До поры до времени власти смотрели на все эти вылазки нонконформистов и вольности физиков сквозь пальцы -- «оборонке» были нужны свежие мозги. Потом опомнились и стали гонять. Но дело было уже сделано, а культурный витамин оказал воздействие на ценное серое вещество. К тому же инъекции этой креативности стали поддерживаться благодаря изостудиям, созданным при тех самых закрытых НИИ. В одной из них, а именно в студии при Институте ядерной физики им. И. В. Курчатова, и получил первичные художественные навыки нынешний экспонент Леонид Максимов.

И картины, и формулы

Выставку Максимова в целом можно рассматривать как автопортрет ученого в интерьере. Не только потому, что автор заметно любит изображать самого себя, а также себя в кругу близких, но и оттого, что, судя по его опусам, можно себе представить, какие альбомы по искусству и каталоги стояли (и стоят, вероятно) на стеллажах его кабинета, соседствуя со специальной профильной литературой.

Как видно, Максимов любит учиться у мастеров классического авангарда, копируя картины (вернее, репродукции) немецких экспрессионистов «дамочек из Дрездена» Людвига Кирхнера и «лошадок» Франца Марка. И нет ничего удивительного в том, что ученый особо почитает того, кто вошел в историю, создавая разнообразные картины-«формулы», в частности «Формулу Космоса» и «Формулу петроградского пролетариата». Понятно, что речь идет о Павле Филонове.

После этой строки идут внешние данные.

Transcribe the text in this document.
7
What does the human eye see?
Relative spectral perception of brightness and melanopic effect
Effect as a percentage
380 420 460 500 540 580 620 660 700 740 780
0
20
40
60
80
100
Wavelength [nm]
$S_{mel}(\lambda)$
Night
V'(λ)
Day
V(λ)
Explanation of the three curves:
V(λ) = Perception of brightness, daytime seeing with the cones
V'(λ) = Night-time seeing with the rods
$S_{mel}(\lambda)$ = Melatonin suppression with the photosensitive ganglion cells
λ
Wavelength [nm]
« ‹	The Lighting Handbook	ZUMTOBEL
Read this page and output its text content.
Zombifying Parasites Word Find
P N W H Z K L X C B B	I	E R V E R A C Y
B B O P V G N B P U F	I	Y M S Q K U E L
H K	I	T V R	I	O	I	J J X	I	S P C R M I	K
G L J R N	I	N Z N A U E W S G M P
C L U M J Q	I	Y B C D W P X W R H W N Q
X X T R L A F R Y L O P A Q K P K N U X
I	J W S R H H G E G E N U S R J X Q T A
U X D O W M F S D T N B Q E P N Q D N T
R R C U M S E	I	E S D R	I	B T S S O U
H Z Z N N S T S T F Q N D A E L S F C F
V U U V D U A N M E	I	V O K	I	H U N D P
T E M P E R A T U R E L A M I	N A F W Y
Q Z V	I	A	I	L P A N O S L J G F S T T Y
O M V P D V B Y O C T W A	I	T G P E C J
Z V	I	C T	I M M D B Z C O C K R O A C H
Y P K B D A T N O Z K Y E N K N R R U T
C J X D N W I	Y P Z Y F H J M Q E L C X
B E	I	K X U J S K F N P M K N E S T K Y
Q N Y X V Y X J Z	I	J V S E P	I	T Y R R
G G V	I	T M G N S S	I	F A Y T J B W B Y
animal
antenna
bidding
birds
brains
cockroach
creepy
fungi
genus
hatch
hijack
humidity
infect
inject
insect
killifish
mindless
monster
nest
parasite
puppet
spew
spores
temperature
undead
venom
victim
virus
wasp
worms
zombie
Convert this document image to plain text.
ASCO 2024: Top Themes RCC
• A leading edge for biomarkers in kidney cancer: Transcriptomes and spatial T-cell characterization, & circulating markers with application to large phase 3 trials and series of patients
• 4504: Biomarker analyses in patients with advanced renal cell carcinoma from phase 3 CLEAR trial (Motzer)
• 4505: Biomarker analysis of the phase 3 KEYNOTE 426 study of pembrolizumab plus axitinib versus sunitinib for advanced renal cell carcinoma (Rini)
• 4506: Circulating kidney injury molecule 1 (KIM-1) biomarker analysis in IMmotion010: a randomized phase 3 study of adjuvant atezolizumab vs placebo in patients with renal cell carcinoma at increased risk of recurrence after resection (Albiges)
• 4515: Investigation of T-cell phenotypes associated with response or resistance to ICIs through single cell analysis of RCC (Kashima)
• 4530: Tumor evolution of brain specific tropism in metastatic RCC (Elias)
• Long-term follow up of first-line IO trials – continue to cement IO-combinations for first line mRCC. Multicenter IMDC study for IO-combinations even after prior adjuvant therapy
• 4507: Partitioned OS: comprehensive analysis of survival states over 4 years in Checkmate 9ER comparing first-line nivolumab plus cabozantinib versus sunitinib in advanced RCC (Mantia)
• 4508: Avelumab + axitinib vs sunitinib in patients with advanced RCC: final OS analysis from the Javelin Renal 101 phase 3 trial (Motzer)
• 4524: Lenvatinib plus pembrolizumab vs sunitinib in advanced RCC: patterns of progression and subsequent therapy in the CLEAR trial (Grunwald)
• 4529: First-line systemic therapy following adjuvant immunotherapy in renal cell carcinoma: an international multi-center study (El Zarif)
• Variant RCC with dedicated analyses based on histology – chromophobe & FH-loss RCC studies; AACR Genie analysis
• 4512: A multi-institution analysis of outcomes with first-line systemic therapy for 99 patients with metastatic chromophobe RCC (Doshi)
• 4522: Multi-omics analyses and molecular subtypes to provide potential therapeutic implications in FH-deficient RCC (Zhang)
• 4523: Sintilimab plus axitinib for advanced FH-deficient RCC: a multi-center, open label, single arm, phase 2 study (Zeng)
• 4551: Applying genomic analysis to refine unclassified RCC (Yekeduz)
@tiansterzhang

Над разрешением его системы «биологического пространства» Максимов, как видно, давно ломает голову. Чему отнюдь не способствует увлечение глыбообразной живописью Эрнста Неизвестного, вероятно полюбившегося ему еще в давние 60-е годы.

Увлечение кодами и формулами искусства подчас приводит ученого к причудливым результатам. Совмещая или монтируя трех «сезаннов» («Пьеро и Арлекин», «Игроки в карты» и «Пейзаж в Провансе») в одной своей картине, Максимов как бы возводит знаменитого мастера из Экса в куб, вероятно полагая превратить «художника для художников» в «художника для физиков». Другие картины-головоломки Максимова, наподобие тех, где среди музицирующих путти Дюрера нужно найти ангелочков от Рафаэля и Леонардо или где над мертвым Христом Гольбейна парит старик с плаката Дмитрия Моора «Помоги», обличают в их авторе не столько эклектика, сколько неуемного естествоиспытателя, пусть и по-своему, но любящего культуру и искусство.